Car la relation entre les sexes, depuis toujours, est traversée de tensions, de désirs, d’inégalités, de malentendus. Ce n’est pas une guerre. C’est une danse difficile, parfois maladroite, parfois injuste. Mais cette danse exige qu’on accepte la part conflictuelle de la rencontre humaine. Qu’on accepte de se heurter, de se chercher, de s’opposer. Pas pour dominer, mais pour créer du lien, du vrai.

Je ne dis pas que tout est acceptable. Je ne dis pas que les femmes doivent supporter des gestes ou des mots qui les blessent. Mais je dis que le monde ne se réparera pas en supprimant le masculin, en l’aseptisant, en le condamnant en bloc. Ce que nous devons combattre, c’est l’abus de pouvoir — dans toutes ses formes, qu’il soit sexuel, économique, institutionnel, ou symbolique. Et cela vaut pour les hommes, mais aussi pour les femmes. Car le pouvoir corrompt tout le monde, pas seulement les hommes.

La parole des femmes n’est pas supérieure à la parole des hommes

Je veux vivre dans un monde où la parole des femmes est entendue. Mais je veux aussi vivre dans un monde où les hommes ne sont pas réduits au silence par peur d’être mal interprétés. Où l’on peut dire « je désire », « je conteste », « je m’oppose », sans être accusé de violence.

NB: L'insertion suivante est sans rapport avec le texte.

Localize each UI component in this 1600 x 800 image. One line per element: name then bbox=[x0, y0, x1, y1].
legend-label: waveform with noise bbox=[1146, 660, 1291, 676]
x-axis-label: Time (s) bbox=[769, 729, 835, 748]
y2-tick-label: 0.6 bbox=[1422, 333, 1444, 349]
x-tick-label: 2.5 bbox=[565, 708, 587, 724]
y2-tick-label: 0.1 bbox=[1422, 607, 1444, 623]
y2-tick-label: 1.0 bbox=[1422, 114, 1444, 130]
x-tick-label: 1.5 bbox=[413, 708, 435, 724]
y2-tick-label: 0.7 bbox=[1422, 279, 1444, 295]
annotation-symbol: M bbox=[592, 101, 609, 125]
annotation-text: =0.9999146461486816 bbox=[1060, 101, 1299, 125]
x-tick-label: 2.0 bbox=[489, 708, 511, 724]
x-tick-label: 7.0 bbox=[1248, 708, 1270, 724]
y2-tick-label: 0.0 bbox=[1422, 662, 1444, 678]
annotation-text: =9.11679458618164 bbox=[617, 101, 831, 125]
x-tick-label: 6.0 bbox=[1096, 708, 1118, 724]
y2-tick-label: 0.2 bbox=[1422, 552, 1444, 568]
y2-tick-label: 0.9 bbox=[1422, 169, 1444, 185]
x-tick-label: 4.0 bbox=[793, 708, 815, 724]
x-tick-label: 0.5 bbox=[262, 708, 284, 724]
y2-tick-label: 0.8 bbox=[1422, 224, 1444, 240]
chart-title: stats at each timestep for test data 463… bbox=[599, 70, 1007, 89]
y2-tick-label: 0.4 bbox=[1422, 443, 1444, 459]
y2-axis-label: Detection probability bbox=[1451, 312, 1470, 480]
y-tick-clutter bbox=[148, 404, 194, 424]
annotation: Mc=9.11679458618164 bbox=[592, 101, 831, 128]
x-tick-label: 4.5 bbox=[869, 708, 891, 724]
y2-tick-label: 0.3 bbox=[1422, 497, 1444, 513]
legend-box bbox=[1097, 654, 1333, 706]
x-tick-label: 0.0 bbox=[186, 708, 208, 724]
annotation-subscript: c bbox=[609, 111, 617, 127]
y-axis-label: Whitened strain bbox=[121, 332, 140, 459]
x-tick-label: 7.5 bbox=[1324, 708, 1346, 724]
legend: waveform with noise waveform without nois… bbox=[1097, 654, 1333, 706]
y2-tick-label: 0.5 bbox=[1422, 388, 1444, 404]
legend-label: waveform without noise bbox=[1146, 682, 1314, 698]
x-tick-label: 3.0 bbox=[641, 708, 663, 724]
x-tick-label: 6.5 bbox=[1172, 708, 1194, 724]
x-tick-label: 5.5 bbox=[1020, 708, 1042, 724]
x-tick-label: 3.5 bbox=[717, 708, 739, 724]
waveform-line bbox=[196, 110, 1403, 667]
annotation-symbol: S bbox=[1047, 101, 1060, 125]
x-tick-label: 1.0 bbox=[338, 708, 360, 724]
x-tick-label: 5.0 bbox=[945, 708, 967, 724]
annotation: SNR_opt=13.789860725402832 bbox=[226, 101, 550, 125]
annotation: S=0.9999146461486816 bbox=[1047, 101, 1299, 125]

Depardieu, qu’on le veuille ou non, nous force à penser tout cela. Il est le miroir grossissant de notre époque : celle qui ne supporte plus l’ambiguïté, qui préfère l’élimination à la réparation, la pureté morale à la complexité humaine. Et si nous n’apprenons pas à regarder ce miroir, nous continuerons à produire des figures d’exclusion, à gauche comme à droite, chez les hommes comme chez les femmes.

Il est temps de reconstruire une culture du lien. Une culture du masculin non-violent mais pas castré. Une culture de la parole libre mais responsable. Une culture où le conflit n’est pas évité, mais traversé, ensemble.

Sinon, nous serons tous perdants (et les gagnants seront ceux qui voudront  nous imposer un patriarcat régressif et violent).